La saison de la pêche aux gros poissons est-elle ouverte? En tout cas, l’assignation à résidence de Noureddine Bhiri, n°2 d’Ennahdha, et Fathi Beldi appartenant au premier cercle de Rached Ghannouchi donne un signal clair aux dirigeants du parti islamiste. A savoir que l’heure de l’impunité est désormais révolue.
Trop peu, trop tard. Mais pourquoi, diantre, le gouvernement a-t-il mis trois jours pour lever un coin du voile sur la spectaculaire arrestation musclée, vendredi 31 décembre 2021 à 8h00 du matin? Ainsi que sur l’assignation à résidence du vice-président d’Ennahdha et ancien ministre de la Justice, Noureddine Bhiri? Et celle de Fathi Beldi, ancien collaborateur au ministère de l’Intérieur d’Ali Laarayedh et l’un des architectes de l’appareil sécuritaire parallèle de Montplaisir? Et surtout, un proche parmi les proches. Etant le fils de Fadhel Beldi, celui qui partagea longuement la cellule de Rached Ghannouchi.

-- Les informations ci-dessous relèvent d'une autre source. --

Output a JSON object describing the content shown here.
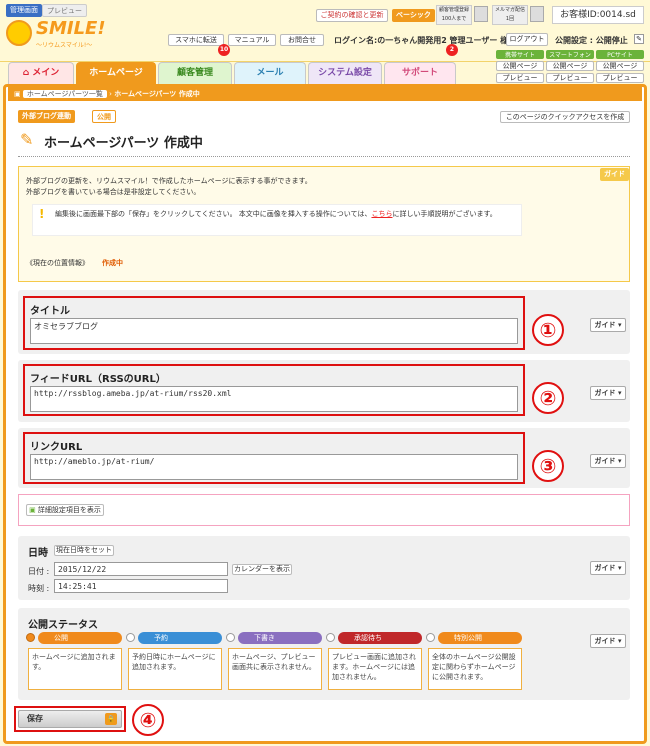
{
  "header": {
    "admin_tag": "管理画面",
    "preview_tag": "プレビュー",
    "logo_text": "SMILE!",
    "logo_sub": "〜リウムスマイル!〜",
    "contract_link": "ご契約の確認と更新",
    "plan_badge": "ベーシック",
    "member_label": "顧客管理登録",
    "member_value": "100人まで",
    "mail_label": "メルマガ配信",
    "mail_value": "1回",
    "customer_id": "お客様ID:0014.sd",
    "sp_link": "スマホに転送",
    "manual_link": "マニュアル",
    "contact_link": "お問合せ",
    "login_text": "ログイン名:の一ちゃん開発用2 管理ユーザー 様",
    "logout_label": "ログアウト",
    "publish_setting": "公開設定 : 公開停止",
    "badge_count_1": "10",
    "badge_count_2": "2"
  },
  "tabs": [
    "メイン",
    "ホームページ",
    "顧客管理",
    "メール",
    "システム設定",
    "サポート"
  ],
  "sites": [
    {
      "name": "携帯サイト",
      "btn1": "公開ページ",
      "btn2": "プレビュー"
    },
    {
      "name": "スマートフォン",
      "btn1": "公開ページ",
      "btn2": "プレビュー"
    },
    {
      "name": "PCサイト",
      "btn1": "公開ページ",
      "btn2": "プレビュー"
    }
  ],
  "breadcrumb": {
    "parent": "ホームページパーツ一覧",
    "current": "ホームページパーツ 作成中"
  },
  "tags": {
    "external": "外部ブログ連動",
    "public": "公開"
  },
  "quick_access": "このページのクイックアクセスを作成",
  "page_title": "ホームページパーツ 作成中",
  "guide_box": {
    "label": "ガイド",
    "line1": "外部ブログの更新を、リウムスマイル！で作成したホームページに表示する事ができます。",
    "line2": "外部ブログを書いている場合は是非設定してください。",
    "warn_prefix": "編集後に画面最下部の「保存」をクリックしてください。 本文中に画像を挿入する操作については、",
    "warn_link": "こちら",
    "warn_suffix": "に詳しい手順説明がございます。",
    "location_label": "《現在の位置情報》",
    "location_value": "作成中"
  },
  "fields": {
    "title": {
      "label": "タイトル",
      "value": "オミセラブブログ"
    },
    "feed": {
      "label": "フィードURL（RSSのURL）",
      "value": "http://rssblog.ameba.jp/at-rium/rss20.xml"
    },
    "link": {
      "label": "リンクURL",
      "value": "http://ameblo.jp/at-rium/"
    }
  },
  "guide_button": "ガイド",
  "markers": [
    "①",
    "②",
    "③",
    "④"
  ],
  "advanced_button": "詳細設定項目を表示",
  "datetime": {
    "label": "日時",
    "now_button": "現在日時をセット",
    "date_label": "日付 :",
    "date_value": "2015/12/22",
    "calendar_button": "カレンダーを表示",
    "time_label": "時刻 :",
    "time_value": "14:25:41"
  },
  "status": {
    "label": "公開ステータス",
    "options": [
      {
        "name": "公開",
        "color": "#f08a1c",
        "desc": "ホームページに追加されます。"
      },
      {
        "name": "予約",
        "color": "#3a8fd6",
        "desc": "予約日時にホームページに追加されます。"
      },
      {
        "name": "下書き",
        "color": "#8a6fc0",
        "desc": "ホームページ、プレビュー画面共に表示されません。"
      },
      {
        "name": "承認待ち",
        "color": "#c0282a",
        "desc": "プレビュー画面に追加されます。ホームページには追加されません。"
      },
      {
        "name": "特別公開",
        "color": "#f08a1c",
        "desc": "全体のホームページ公開設定に関わらずホームページに公開されます。"
      }
    ]
  },
  "save_button": "保存",
  "colors": {
    "accent": "#f09a1d",
    "marker": "#e01010"
  }
}
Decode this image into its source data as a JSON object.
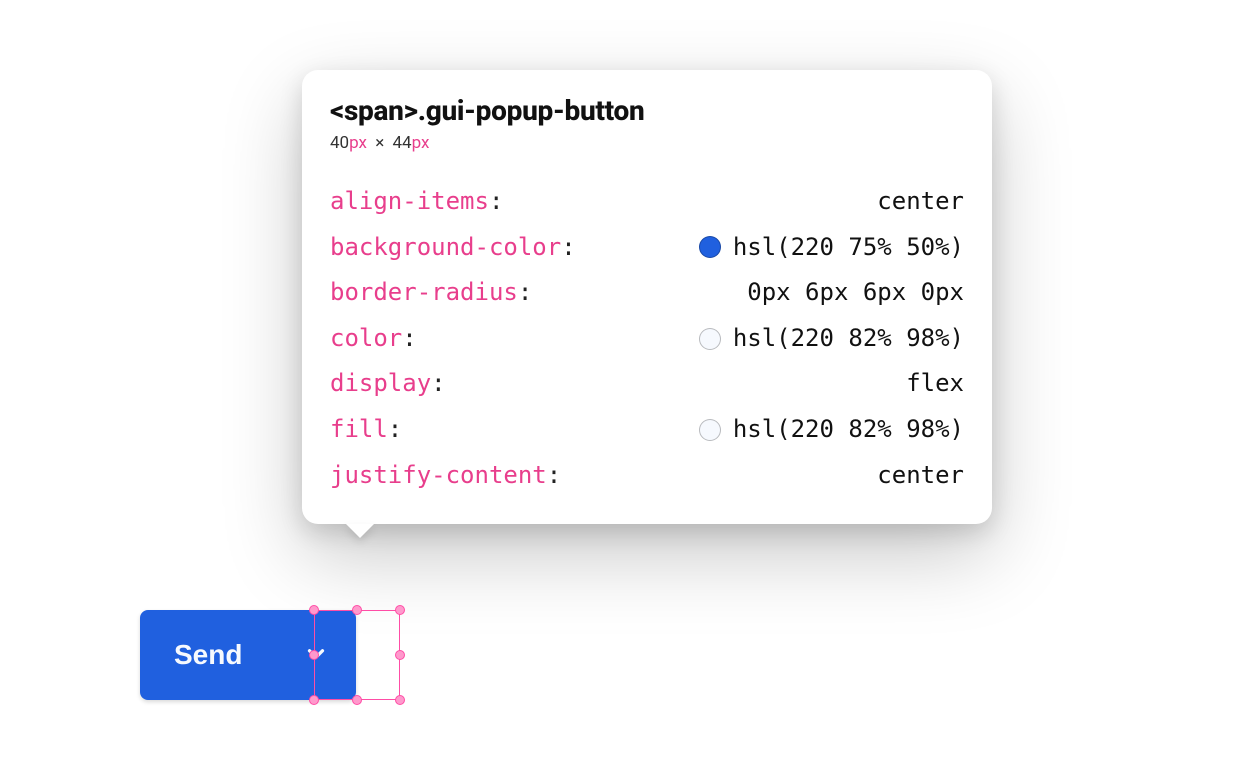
{
  "inspector": {
    "selector_tag": "<span>",
    "selector_class": ".gui-popup-button",
    "width": "40",
    "height": "44",
    "unit": "px",
    "multiply": "×",
    "properties": [
      {
        "name": "align-items",
        "value": "center",
        "swatch": null
      },
      {
        "name": "background-color",
        "value": "hsl(220 75% 50%)",
        "swatch": "hsl(220 75% 50%)"
      },
      {
        "name": "border-radius",
        "value": "0px 6px 6px 0px",
        "swatch": null
      },
      {
        "name": "color",
        "value": "hsl(220 82% 98%)",
        "swatch": "hsl(220 82% 98%)"
      },
      {
        "name": "display",
        "value": "flex",
        "swatch": null
      },
      {
        "name": "fill",
        "value": "hsl(220 82% 98%)",
        "swatch": "hsl(220 82% 98%)"
      },
      {
        "name": "justify-content",
        "value": "center",
        "swatch": null
      }
    ]
  },
  "button": {
    "label": "Send"
  }
}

De plus, pourquoi prêter le flanc au parti islamiste? Lui permettant ainsi d’exploiter politiquement une affaire judiciaire en s’exhibant aux yeux de l’étranger, comme la victime d’un régime autocratique. Encore une défaillance monumentale de communication, le ventre mou du gouvernement Bouden.
Une flèche empoisonnée
Et c’est dans la soirée du lundi 3 janvier 2022 que le ministre de l’Intérieur, Taoufik Charfeddine organisait une conférence de presse, au siège de son département. Et ce, à l’issue de la réunion tenue le jour même à Carthage et présidée par le président de la République, Kaïs Saïed. En présence également de: la cheffe du gouvernement, Najla Bouden; la ministre de la Justice, Leila Jaffel; du ministre de la Défense nationale, Imed Memiche; et du ministre de l’Intérieur.

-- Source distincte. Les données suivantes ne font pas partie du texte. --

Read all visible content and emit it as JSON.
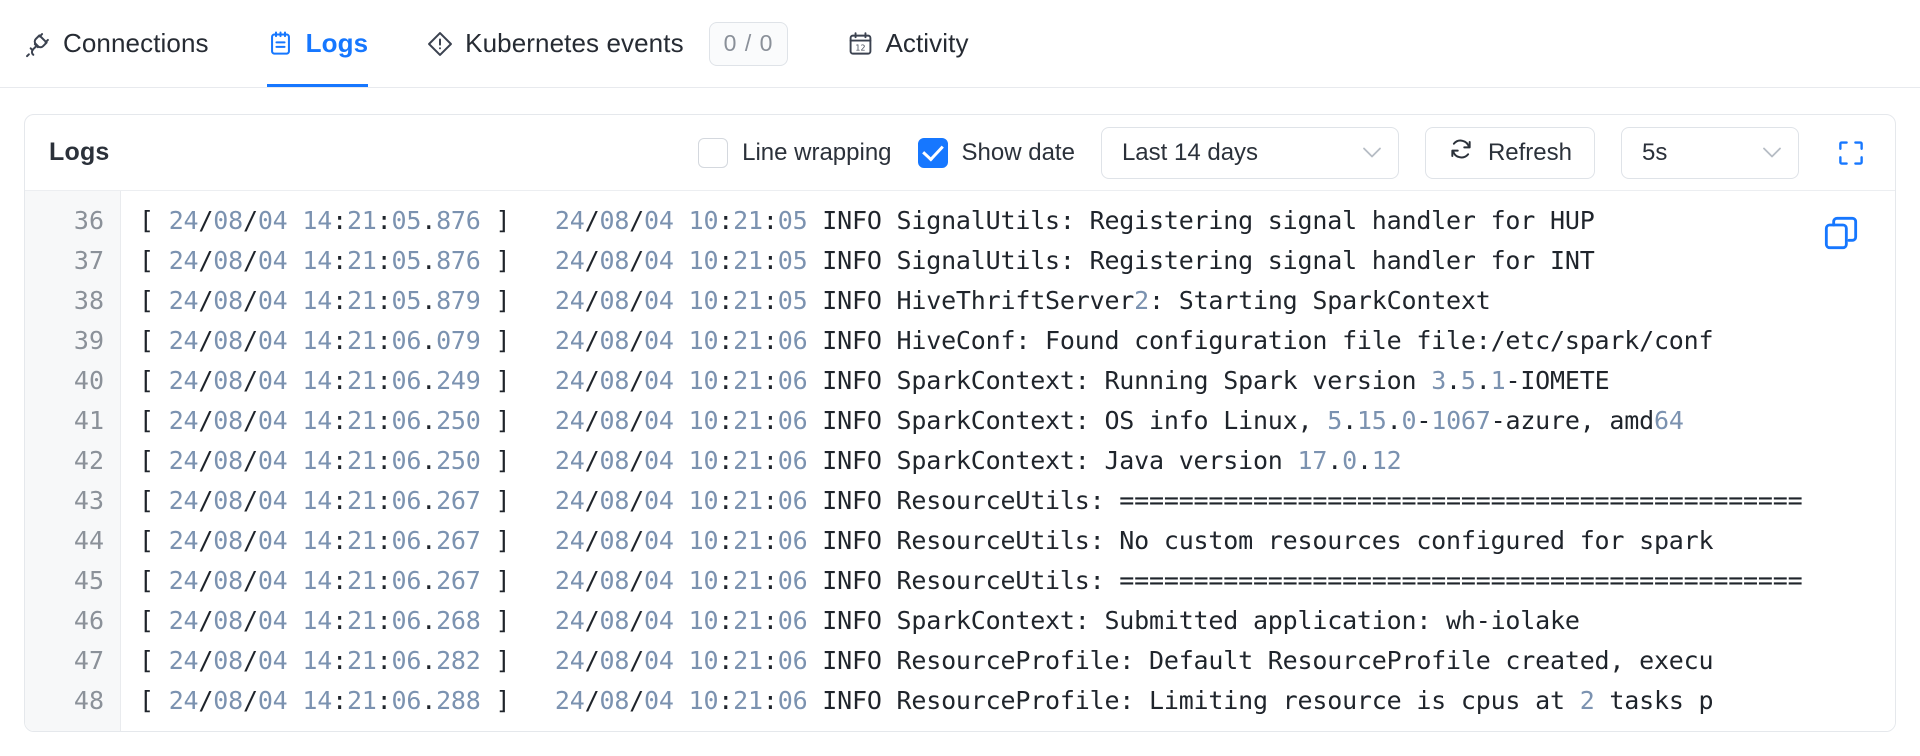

Ceci mérite d’être signalé, car on voyait M. Charfeddine critiquer ouvertement la lenteur l’appareil judiciaire. Lequel a tardé à réagir, « sans aucune raison », tenait-il à préciser. Une flèche empoisonnée lancée à sa collègue de la justice Mme Jaffel. Alors que penser de la solidarité gouvernementale?
Lors de ce point de presse bien tardif, le ministre de l’Intérieur est revenu sur les décisions d’assignation à résidence de Noureddine Bhiri et de Fethi Beldi. Et ce, sans jamais les nommer et sur la base, il faut bien le reconnaitre, d’une jurisprudence scélérate et totalement anticonstitutionnelle. Il s’agit en effet du fameux décret n°50-1978 du 26 janvier 1978. Notamment en son article 5 qui donne les prérogatives spéciales au ministre de l’Intérieur. Lesquelles autorisent le ministre à placer en résidence surveillée toute personne présentant une menace pour la sûreté du pays.
« Il y aura beaucoup de surprises »
Et pour quel motif? « L’affaire concerne l’octroi de passeports et de certificats de nationalité de manière illégale pour des personnes que je ne qualifierai pas. Je laisserai les enquêtes judiciaires révéler leurs identités et leurs relations familiales. Et je vous assure d’avance qu’il y aura beaucoup de surprises ». Le ton est donné et la piste terroriste a bien été évoquée.
En outre, « des pièces d’identités et certificats de nationalité et deux passeports ont été délivrés à une date particulière par l’ambassade de Tunisie à Vienne le 10 décembre 1984 et le deuxième en date du 19 juillet 1982. Ce qui est étrange c’est qu’ils ont été délivrés illégalement et font objet d’un procès judiciaire ». Ainsi poursuivait ale ministre de l’Intérieur.
Et de donner l’exemple d’un certificat de nationalité attribué de manière illégale à une fille de parents de nationalité syrienne. S’agit-il d’une affaire liée au Tasfir de jeunes gens en direction de la Lybie, de l’Irak et de la Syrie?
Taoufik Charfeddine a également pointé du doigt « le comportement de certaines personnes qui devraient donner l’exemple; alors qu’elles ont appelé à la désobéissance civile. Elles seront poursuivie devant la justice militaire pour répondre de ces actes touchant le prestige de l’Etat et les forces de sécurité ». Une référence à l’ancien bâtonnier Abderrazek Kilani, sans le citer nommément.
Petit coup de karcher?
Enfin, l’heure de « l’assainissement de la justice », un thème cher à Kaïs Saïed, a-t-elle sonné?
Il est permis de le croire, eu égard à la personnalité controversée de Noureddine Bhiri. Symbole d’une justice aux ordres pendant la décennie noire d’Ennahdha. Et boite noire d’un mouvement qui traine moult casseroles judiciaires et un bon nombre de cadavres dans le placard.